Smart working anche dopo l’emergenza?

Non si può rispondere con un semplice sì o no. Con un se tutt’al più. E con uno sguardo alle differenze di genere. Infatti per le donne, questa modalità di lavoro è meno indifferente e soprattutto più pesante, complicata, alienante e stressante. A differenza degli uomini per i quali, oltre ad essere più stimolante e soddisfacente, è maggiore l’indifferenza rispetto al lavoro tradizionale.
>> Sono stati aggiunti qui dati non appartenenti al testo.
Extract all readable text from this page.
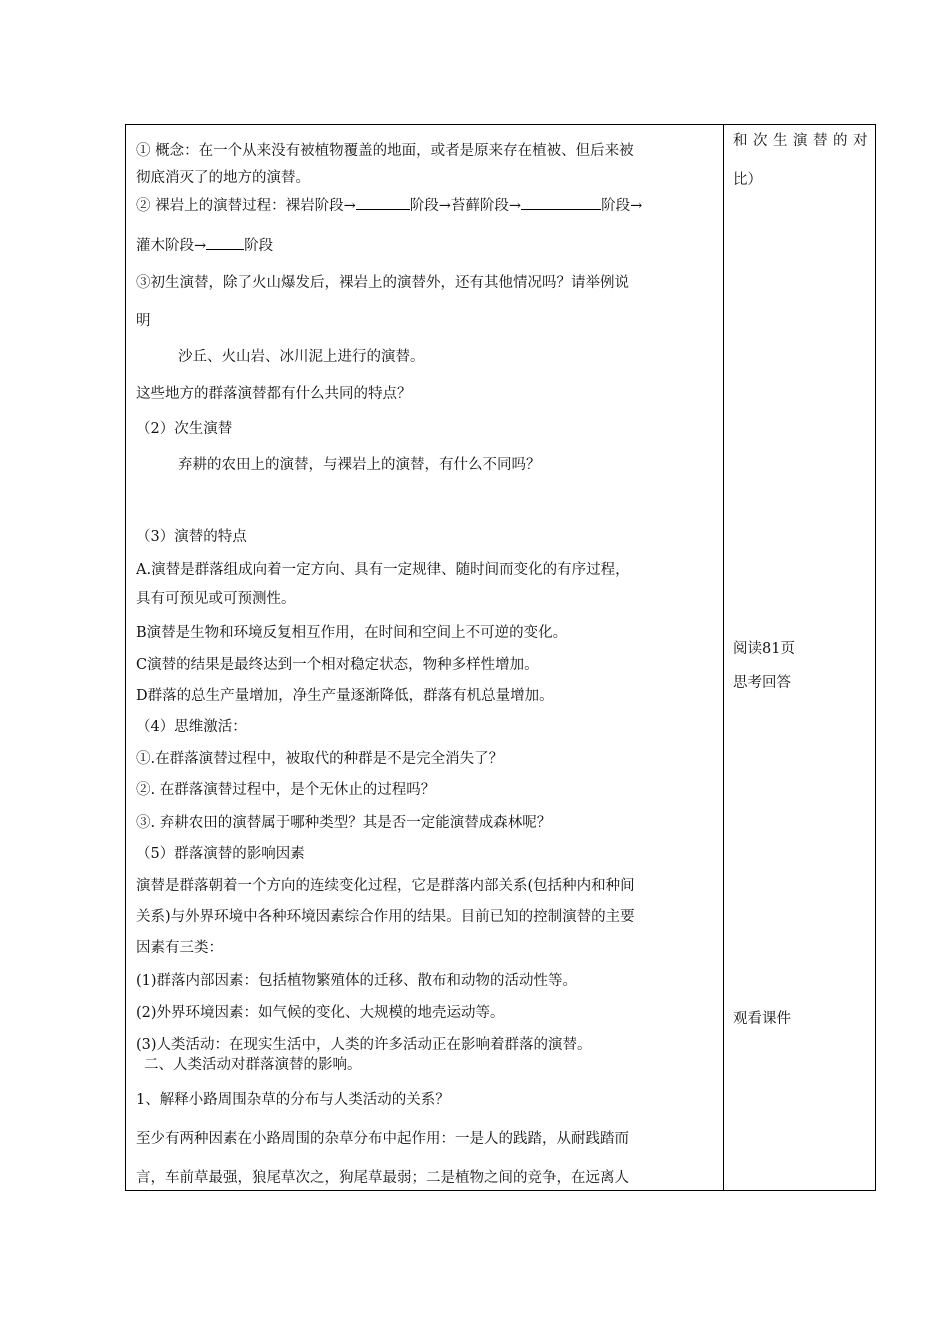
① 概念：在一个从来没有被植物覆盖的地面，或者是原来存在植被、但后来被
彻底消灭了的地方的演替。
② 裸岩上的演替过程：裸岩阶段→	阶段→苔藓阶段→	阶段→
灌木阶段→	阶段
③初生演替，除了火山爆发后，裸岩上的演替外，还有其他情况吗？请举例说
明
沙丘、火山岩、冰川泥上进行的演替。
这些地方的群落演替都有什么共同的特点？
（2）次生演替
弃耕的农田上的演替，与裸岩上的演替，有什么不同吗？
（3）演替的特点
A.演替是群落组成向着一定方向、具有一定规律、随时间而变化的有序过程，
具有可预见或可预测性。
B演替是生物和环境反复相互作用，在时间和空间上不可逆的变化。
C演替的结果是最终达到一个相对稳定状态，物种多样性增加。
D群落的总生产量增加，净生产量逐渐降低，群落有机总量增加。
（4）思维激活：
①.在群落演替过程中，被取代的种群是不是完全消失了？
②. 在群落演替过程中，是个无休止的过程吗？
③. 弃耕农田的演替属于哪种类型？其是否一定能演替成森林呢？
（5）群落演替的影响因素
演替是群落朝着一个方向的连续变化过程，它是群落内部关系(包括种内和种间
关系)与外界环境中各种环境因素综合作用的结果。目前已知的控制演替的主要
因素有三类：
(1)群落内部因素：包括植物繁殖体的迁移、散布和动物的活动性等。
(2)外界环境因素：如气候的变化、大规模的地壳运动等。
(3)人类活动：在现实生活中，人类的许多活动正在影响着群落的演替。
二、人类活动对群落演替的影响。
1、解释小路周围杂草的分布与人类活动的关系？
至少有两种因素在小路周围的杂草分布中起作用：一是人的践踏，从耐践踏而
言，车前草最强，狼尾草次之，狗尾草最弱；二是植物之间的竞争，在远离人
和次生演替的对
比）
阅读81页
思考回答
观看课件
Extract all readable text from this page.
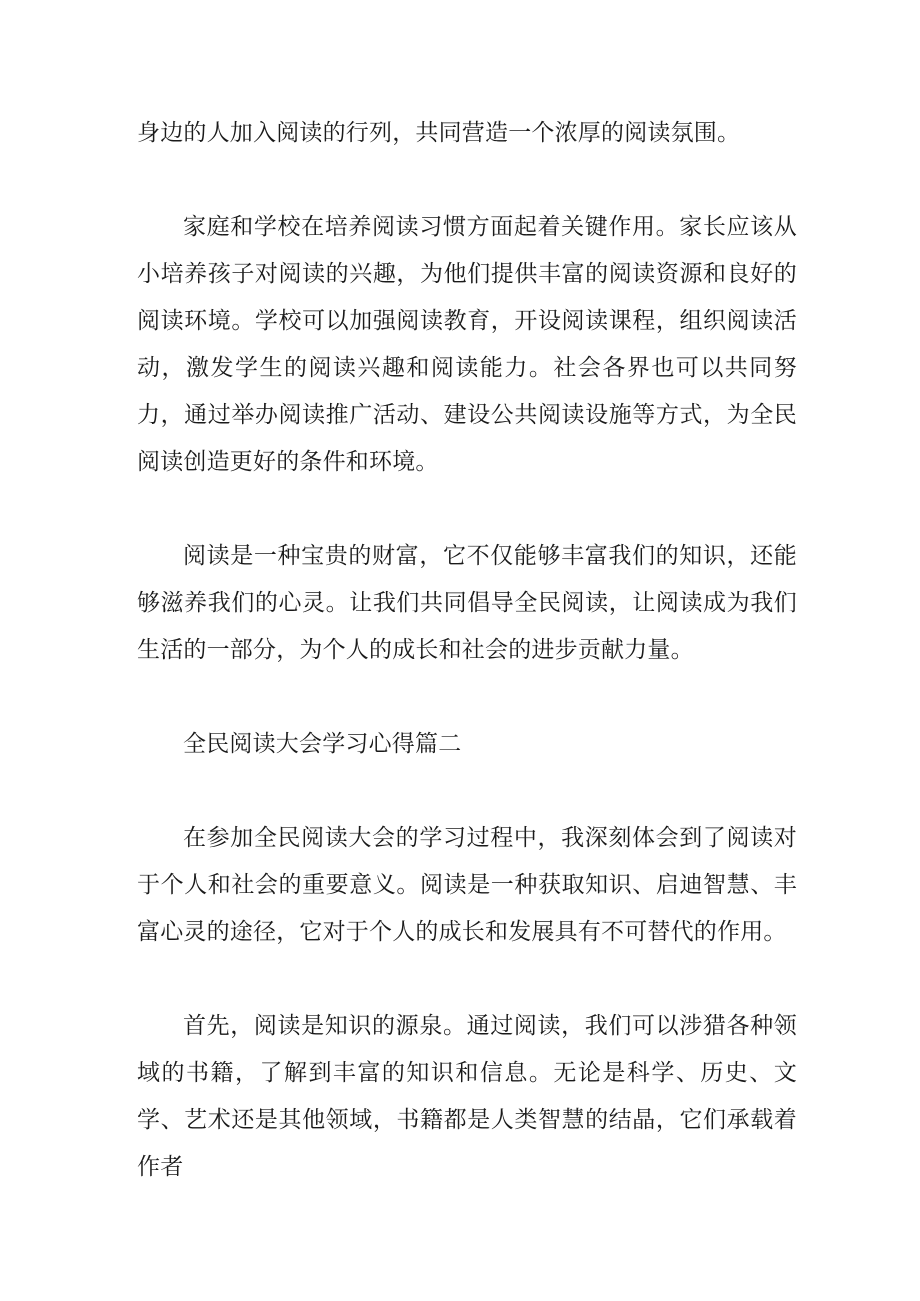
身边的人加入阅读的行列，共同营造一个浓厚的阅读氛围。

家庭和学校在培养阅读习惯方面起着关键作用。家长应该从小培养孩子对阅读的兴趣，为他们提供丰富的阅读资源和良好的阅读环境。学校可以加强阅读教育，开设阅读课程，组织阅读活动，激发学生的阅读兴趣和阅读能力。社会各界也可以共同努力，通过举办阅读推广活动、建设公共阅读设施等方式，为全民阅读创造更好的条件和环境。

阅读是一种宝贵的财富，它不仅能够丰富我们的知识，还能够滋养我们的心灵。让我们共同倡导全民阅读，让阅读成为我们生活的一部分，为个人的成长和社会的进步贡献力量。

全民阅读大会学习心得篇二

在参加全民阅读大会的学习过程中，我深刻体会到了阅读对于个人和社会的重要意义。阅读是一种获取知识、启迪智慧、丰富心灵的途径，它对于个人的成长和发展具有不可替代的作用。

首先，阅读是知识的源泉。通过阅读，我们可以涉猎各种领域的书籍，了解到丰富的知识和信息。无论是科学、历史、文学、艺术还是其他领域，书籍都是人类智慧的结晶，它们承载着作者
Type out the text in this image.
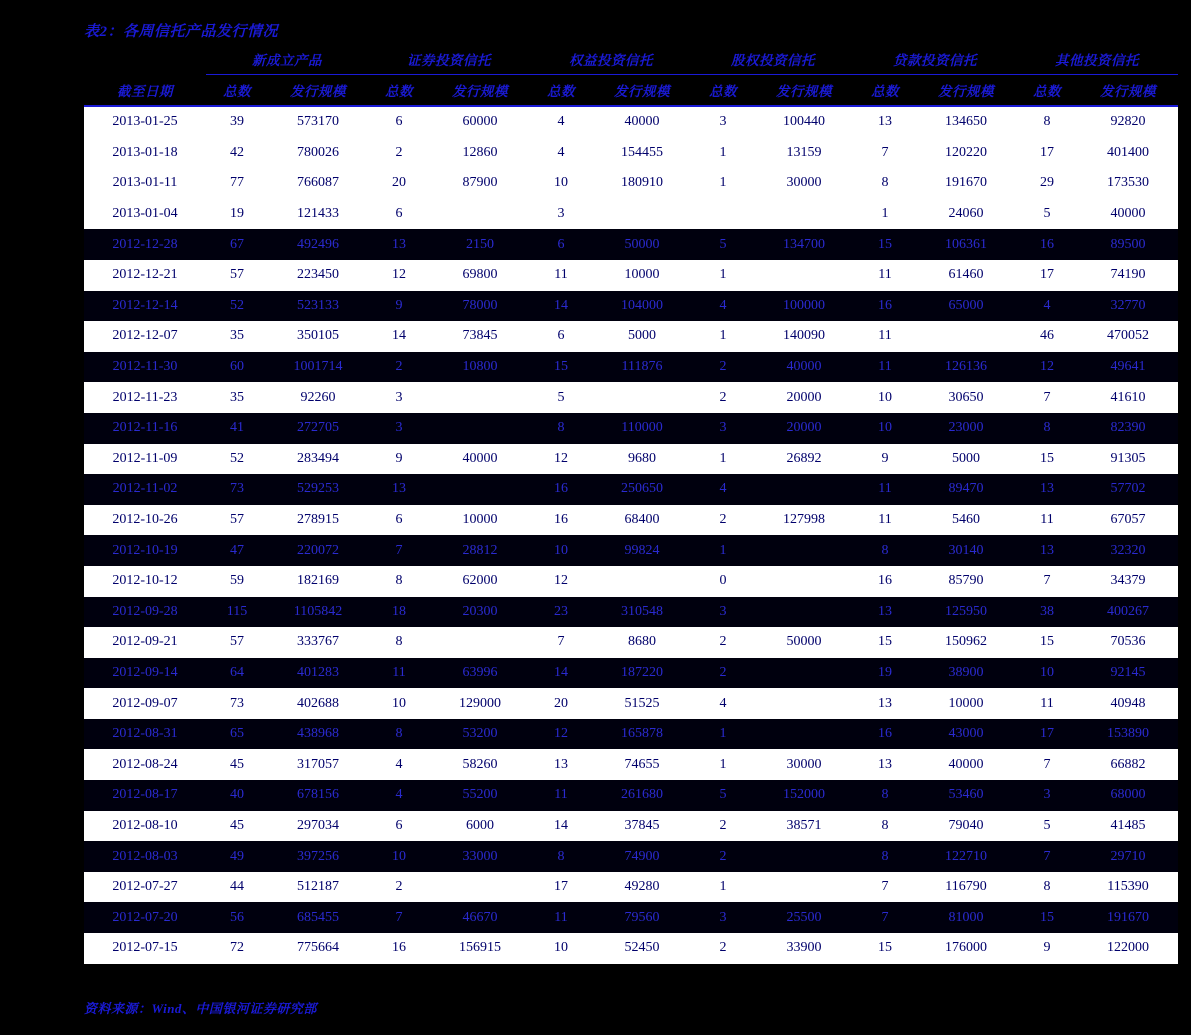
表2：各周信托产品发行情况
	新成立产品		证券投资信托		权益投资信托		股权投资信托		贷款投资信托		其他投资信托	
截至日期	总数	发行规模	总数	发行规模	总数	发行规模	总数	发行规模	总数	发行规模	总数	发行规模
2013-01-25	39	573170	6	60000	4	40000	3	100440	13	134650	8	92820
2013-01-18	42	780026	2	12860	4	154455	1	13159	7	120220	17	401400
2013-01-11	77	766087	20	87900	10	180910	1	30000	8	191670	29	173530
2013-01-04	19	121433	6		3				1	24060	5	40000
2012-12-28	67	492496	13	2150	6	50000	5	134700	15	106361	16	89500
2012-12-21	57	223450	12	69800	11	10000	1		11	61460	17	74190
2012-12-14	52	523133	9	78000	14	104000	4	100000	16	65000	4	32770
2012-12-07	35	350105	14	73845	6	5000	1	140090	11		46	470052
2012-11-30	60	1001714	2	10800	15	111876	2	40000	11	126136	12	49641
2012-11-23	35	92260	3		5		2	20000	10	30650	7	41610
2012-11-16	41	272705	3		8	110000	3	20000	10	23000	8	82390
2012-11-09	52	283494	9	40000	12	9680	1	26892	9	5000	15	91305
2012-11-02	73	529253	13		16	250650	4		11	89470	13	57702
2012-10-26	57	278915	6	10000	16	68400	2	127998	11	5460	11	67057
2012-10-19	47	220072	7	28812	10	99824	1		8	30140	13	32320
2012-10-12	59	182169	8	62000	12		0		16	85790	7	34379
2012-09-28	115	1105842	18	20300	23	310548	3		13	125950	38	400267
2012-09-21	57	333767	8		7	8680	2	50000	15	150962	15	70536
2012-09-14	64	401283	11	63996	14	187220	2		19	38900	10	92145
2012-09-07	73	402688	10	129000	20	51525	4		13	10000	11	40948
2012-08-31	65	438968	8	53200	12	165878	1		16	43000	17	153890
2012-08-24	45	317057	4	58260	13	74655	1	30000	13	40000	7	66882
2012-08-17	40	678156	4	55200	11	261680	5	152000	8	53460	3	68000
2012-08-10	45	297034	6	6000	14	37845	2	38571	8	79040	5	41485
2012-08-03	49	397256	10	33000	8	74900	2		8	122710	7	29710
2012-07-27	44	512187	2		17	49280	1		7	116790	8	115390
2012-07-20	56	685455	7	46670	11	79560	3	25500	7	81000	15	191670
2012-07-15	72	775664	16	156915	10	52450	2	33900	15	176000	9	122000
资料来源：Wind、中国银河证券研究部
Il 94% delle lavoratrici e dei lavoratori che hanno risposto al questionario sono d’accordo sul fatto che lo Smart Working faccia risparmiare tempi di pendolarismo casa-lavoro, consenta flessibilità nel lavoro, renda efficace il lavoro per obiettivi , permetta il bilanciamento tempi di lavoro, cura e libero, consenta di stare al passo con i cambiamenti in atto 58% (+6% uomini), riduca lo stress lavoro-correlato 55%, consente di organizzare al meglio i diversi aspetti della vita e di avere tempo per la cura della casa e dei cari e avere tempo per sé.

Dello Smart working fa paura il fatto di avere meno occasioni di confronto e di scambio con i colleghi, l’aumento dei carichi familiari 71%.

Complessivamente il 60% degli intervistati vorrebbe proseguire l’esperienza di smart working anche dopo l’emergenza, il 22% no, resta una quota di indecisi. Da rilevare che anche tra i favorevoli e i contrari si reitera quella differenza di genere che vede le donne meno convinte e gli uomini più propensi.